The question takes me by surprise. While I know the answer to the question, it takes me a little while to find my tongue before I can speak. “No. No, I know what can happen to kids. I would never willingly take a child I n this world and put them in harm”s way. With the job I do there’s bound to be one lunatic that tries to get back at me by taking my kid.”
I sigh.
“So if that puts you off,” I continue, “I understand. But that’s the way I think about it and I don’t believe that will change anytime soon.”
Remy stares at me, not answering right away. He takes another sip, mulling over my words, before he finally answers.
“I can understand that.”
I bite a little loose skin on my lip, gathering my courage to say what I have to say. “Does that change anything for you?”
He downs the last of his coffee and puts the mug on the counter. “No,” he finally says. “I hadn’t really thought about kids, but the possibility that I might one day want them was nice. You not wanting them is shutting a door. Which isn’t necessarily bad, but it is something I need to come to terms with.”
Which is fair. I couldn’t ask for anything more than that. Not sure how to handle the situation, I put my brioche in the oven and when I come back up from bending down, Chester walks into the kitchen.
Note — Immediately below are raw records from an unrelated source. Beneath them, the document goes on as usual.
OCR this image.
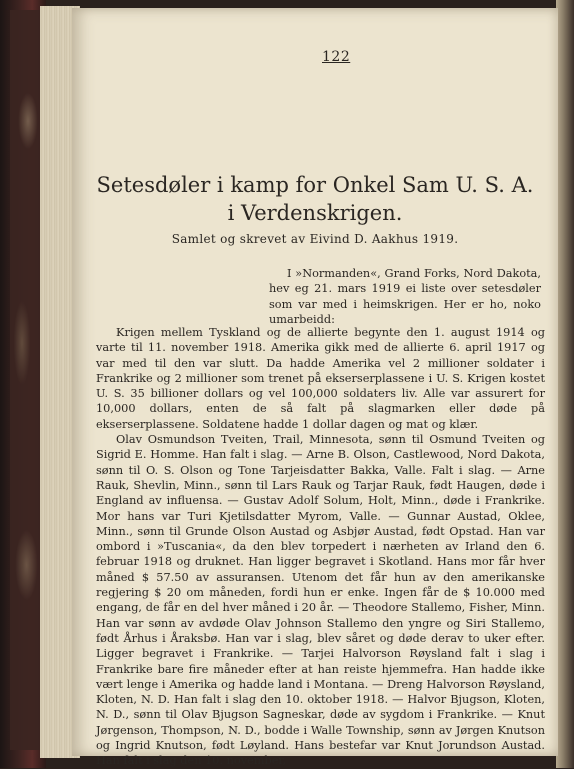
122
Setesdøler i kamp for Onkel Sam U. S. A.
i Verdenskrigen.
Samlet og skrevet av Eivind D. Aakhus 1919.

I »Normanden«, Grand Forks, Nord Dakota, hev eg 21. mars 1919 ei liste over setesdøler som var med i heimskrigen. Her er ho, noko umarbeidd:

Krigen mellem Tyskland og de allierte begynte den 1. august 1914 og varte til 11. november 1918. Amerika gikk med de allierte 6. april 1917 og var med til den var slutt. Da hadde Amerika vel 2 millioner soldater i Frankrike og 2 millioner som trenet på ekserserplassene i U. S. Krigen kostet U. S. 35 billioner dollars og vel 100,000 soldaters liv. Alle var assurert for 10,000 dollars, enten de så falt på slagmarken eller døde på ekserserplassene. Soldatene hadde 1 dollar dagen og mat og klær.

Olav Osmundson Tveiten, Trail, Minnesota, sønn til Osmund Tveiten og Sigrid E. Homme. Han falt i slag. — Arne B. Olson, Castlewood, Nord Dakota, sønn til O. S. Olson og Tone Tarjeisdatter Bakka, Valle. Falt i slag. — Arne Rauk, Shevlin, Minn., sønn til Lars Rauk og Tarjar Rauk, født Haugen, døde i England av influensa. — Gustav Adolf Solum, Holt, Minn., døde i Frankrike. Mor hans var Turi Kjetilsdatter Myrom, Valle. — Gunnar Austad, Oklee, Minn., sønn til Grunde Olson Austad og Asbjør Austad, født Opstad. Han var ombord i »Tuscania«, da den blev torpedert i nærheten av Irland den 6. februar 1918 og druknet. Han ligger begravet i Skotland. Hans mor får hver måned $ 57.50 av assuransen. Utenom det får hun av den amerikanske regjering $ 20 om måneden, fordi hun er enke. Ingen får de $ 10.000 med engang, de får en del hver måned i 20 år. — Theodore Stallemo, Fisher, Minn. Han var sønn av avdøde Olav Johnson Stallemo den yngre og Siri Stallemo, født Århus i Åraksbø. Han var i slag, blev såret og døde derav to uker efter. Ligger begravet i Frankrike. — Tarjei Halvorson Røysland falt i slag i Frankrike bare fire måneder efter at han reiste hjemmefra. Han hadde ikke vært lenge i Amerika og hadde land i Montana. — Dreng Halvorson Røysland, Kloten, N. D. Han falt i slag den 10. oktober 1918. — Halvor Bjugson, Kloten, N. D., sønn til Olav Bjugson Sagneskar, døde av sygdom i Frankrike. — Knut Jørgenson, Thompson, N. D., bodde i Walle Township, sønn av Jørgen Knutson og Ingrid Knutson, født Løyland. Hans bestefar var Knut Jorundson Austad. Han falt i slag den 10. november,
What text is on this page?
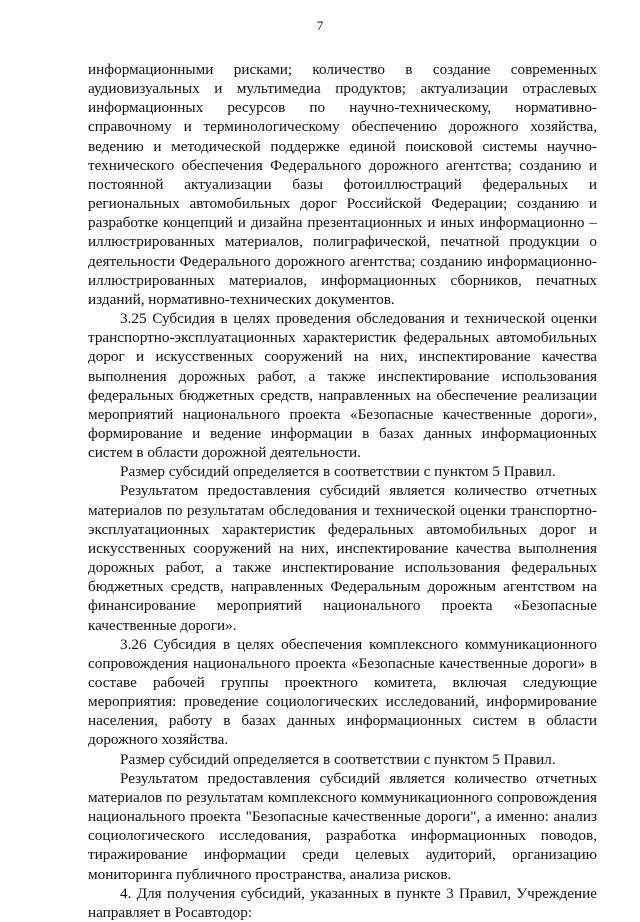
7

информационными рисками; количество в создание современных аудиовизуальных и мультимедиа продуктов; актуализации отраслевых информационных ресурсов по научно-техническому, нормативно-справочному и терминологическому обеспечению дорожного хозяйства, ведению и методической поддержке единой поисковой системы научно-технического обеспечения Федерального дорожного агентства; созданию и постоянной актуализации базы фотоиллюстраций федеральных и региональных автомобильных дорог Российской Федерации; созданию и разработке концепций и дизайна презентационных и иных информационно – иллюстрированных материалов, полиграфической, печатной продукции о деятельности Федерального дорожного агентства; созданию информационно-иллюстрированных материалов, информационных сборников, печатных изданий, нормативно-технических документов.

3.25 Субсидия в целях проведения обследования и технической оценки транспортно-эксплуатационных характеристик федеральных автомобильных дорог и искусственных сооружений на них, инспектирование качества выполнения дорожных работ, а также инспектирование использования федеральных бюджетных средств, направленных на обеспечение реализации мероприятий национального проекта «Безопасные качественные дороги», формирование и ведение информации в базах данных информационных систем в области дорожной деятельности.

Размер субсидий определяется в соответствии с пунктом 5 Правил.

Результатом предоставления субсидий является количество отчетных материалов по результатам обследования и технической оценки транспортно-эксплуатационных характеристик федеральных автомобильных дорог и искусственных сооружений на них, инспектирование качества выполнения дорожных работ, а также инспектирование использования федеральных бюджетных средств, направленных Федеральным дорожным агентством на финансирование мероприятий национального проекта «Безопасные качественные дороги».

3.26 Субсидия в целях обеспечения комплексного коммуникационного сопровождения национального проекта «Безопасные качественные дороги» в составе рабочей группы проектного комитета, включая следующие мероприятия: проведение социологических исследований, информирование населения, работу в базах данных информационных систем в области дорожного хозяйства.

Размер субсидий определяется в соответствии с пунктом 5 Правил.

Результатом предоставления субсидий является количество отчетных материалов по результатам комплексного коммуникационного сопровождения национального проекта "Безопасные качественные дороги", а именно: анализ социологического исследования, разработка информационных поводов, тиражирование информации среди целевых аудиторий, организацию мониторинга публичного пространства, анализа рисков.

4. Для получения субсидий, указанных в пункте 3 Правил, Учреждение направляет в Росавтодор:
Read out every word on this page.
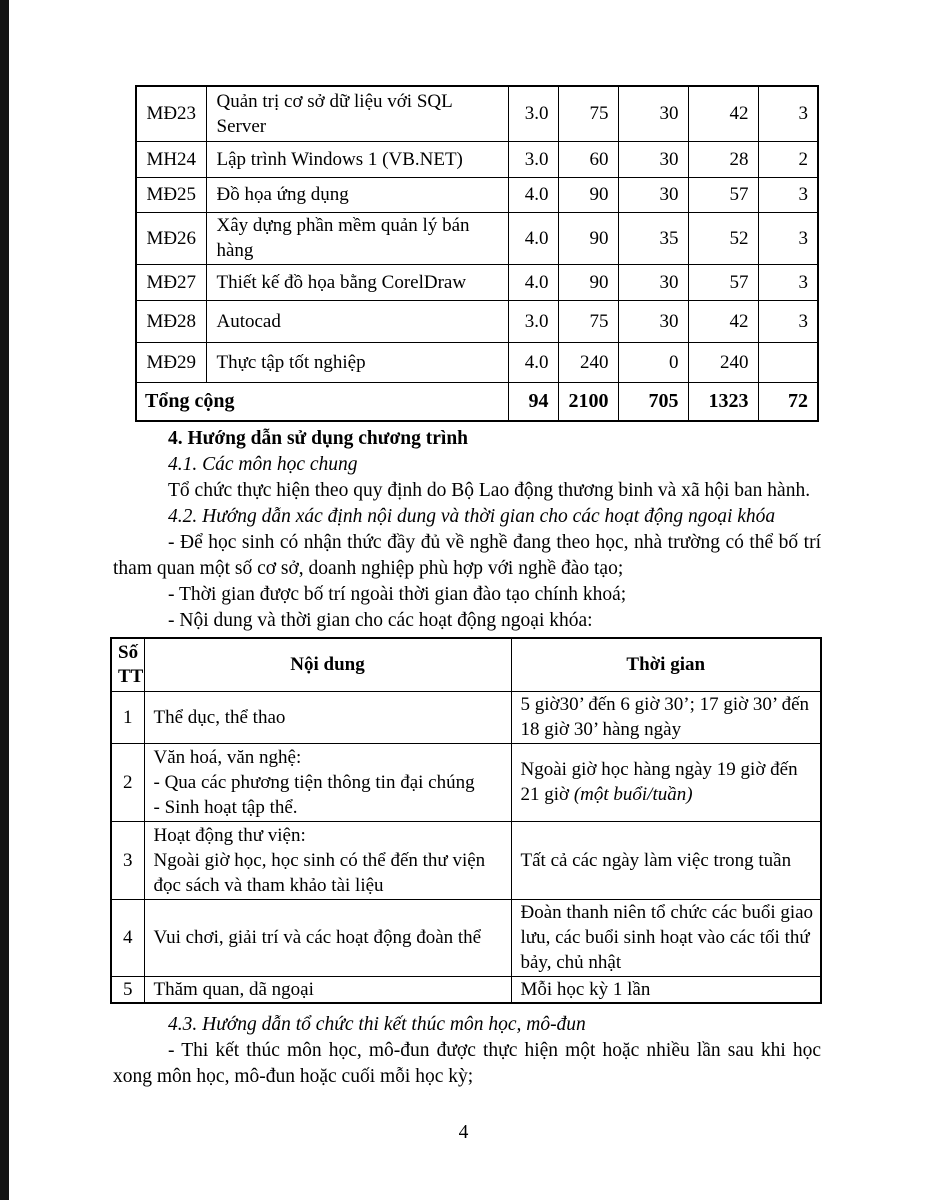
MĐ23	Quản trị cơ sở dữ liệu với SQL Server	3.0	75	30	42	3
MH24	Lập trình Windows 1 (VB.NET)	3.0	60	30	28	2
MĐ25	Đồ họa ứng dụng	4.0	90	30	57	3
MĐ26	Xây dựng phần mềm quản lý bán hàng	4.0	90	35	52	3
MĐ27	Thiết kế đồ họa bằng CorelDraw	4.0	90	30	57	3
MĐ28	Autocad	3.0	75	30	42	3
MĐ29	Thực tập tốt nghiệp	4.0	240	0	240	
Tổng cộng		94	2100	705	1323	72

4. Hướng dẫn sử dụng chương trình

4.1. Các môn học chung

Tổ chức thực hiện theo quy định do Bộ Lao động thương binh và xã hội ban hành.

4.2. Hướng dẫn xác định nội dung và thời gian cho các hoạt động ngoại khóa

- Để học sinh có nhận thức đầy đủ về nghề đang theo học, nhà trường có thể bố trí tham quan một số cơ sở, doanh nghiệp phù hợp với nghề đào tạo;

- Thời gian được bố trí ngoài thời gian đào tạo chính khoá;

- Nội dung và thời gian cho các hoạt động ngoại khóa:

Số
TT	Nội dung	Thời gian
1	Thể dục, thể thao	5 giờ30’ đến 6 giờ 30’; 17 giờ 30’ đến 18 giờ 30’ hàng ngày
2	Văn hoá, văn nghệ:
- Qua các phương tiện thông tin đại chúng
- Sinh hoạt tập thể.	Ngoài giờ học hàng ngày 19 giờ đến 21 giờ (một buổi/tuần)
3	Hoạt động thư viện:
Ngoài giờ học, học sinh có thể đến thư viện đọc sách và tham khảo tài liệu	Tất cả các ngày làm việc trong tuần
4	Vui chơi, giải trí và các hoạt động đoàn thể	Đoàn thanh niên tổ chức các buổi giao lưu, các buổi sinh hoạt vào các tối thứ bảy, chủ nhật
5	Thăm quan, dã ngoại	Mỗi học kỳ 1 lần

4.3. Hướng dẫn tổ chức thi kết thúc môn học, mô-đun

- Thi kết thúc môn học, mô-đun được thực hiện một hoặc nhiều lần sau khi học xong môn học, mô-đun hoặc cuối mỗi học kỳ;

4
His hair is standing in every direction and he’s rubbing his eyes. Remy automatically walks to the coffee machine to make him his fix while I blatantly ogle Chester in his sweats and band tee.
“Good morning,” Remy greets him.
“Yeah, it’s morning,” Chester says like the grump he is before his caffeine, making me chuckle. “What are we talking about?”
“Not having kids,” Remy answers, handing him his coffee.
“Damn right, we’re not having kids.”
“Why don’t you tell us how you really feel about that, Ches?” I ask teasingly.
“There’s a lunatic out there that would just try to get to us through our kid,” he says without missing a beat, chugging his espresso and shivering before his eyes seem a little more awake.
Remy starts laughing. “You two even use the same terminology for it.”
Chester cocks his head and observes me. You’d think it’s something we’ve spoken about before, but we haven’t. Our brains seem to function on the same wavelength.
“Isn’t there some saying about people starting to act alike when they’ve spent enough time together?” I mock.
Chester flips me the bird before he turns back to Remy. “Besides, what the hell would a kid do with three fathers?”
And just those few little words make my heart skip a beat. He seems serious. It’s not something he just came up with, he seems to have put some thought in and he must believe we’re in it for the long haul. But he’s saying three, as if he expects Beckett to be there as well.
“Other than being the most lucky kid in the world? I don’t know. But I was just telling Abby that I never had the urge to reproduce and both of you made a very compelling argument that it wouldn’t be the most safe place for a kid.”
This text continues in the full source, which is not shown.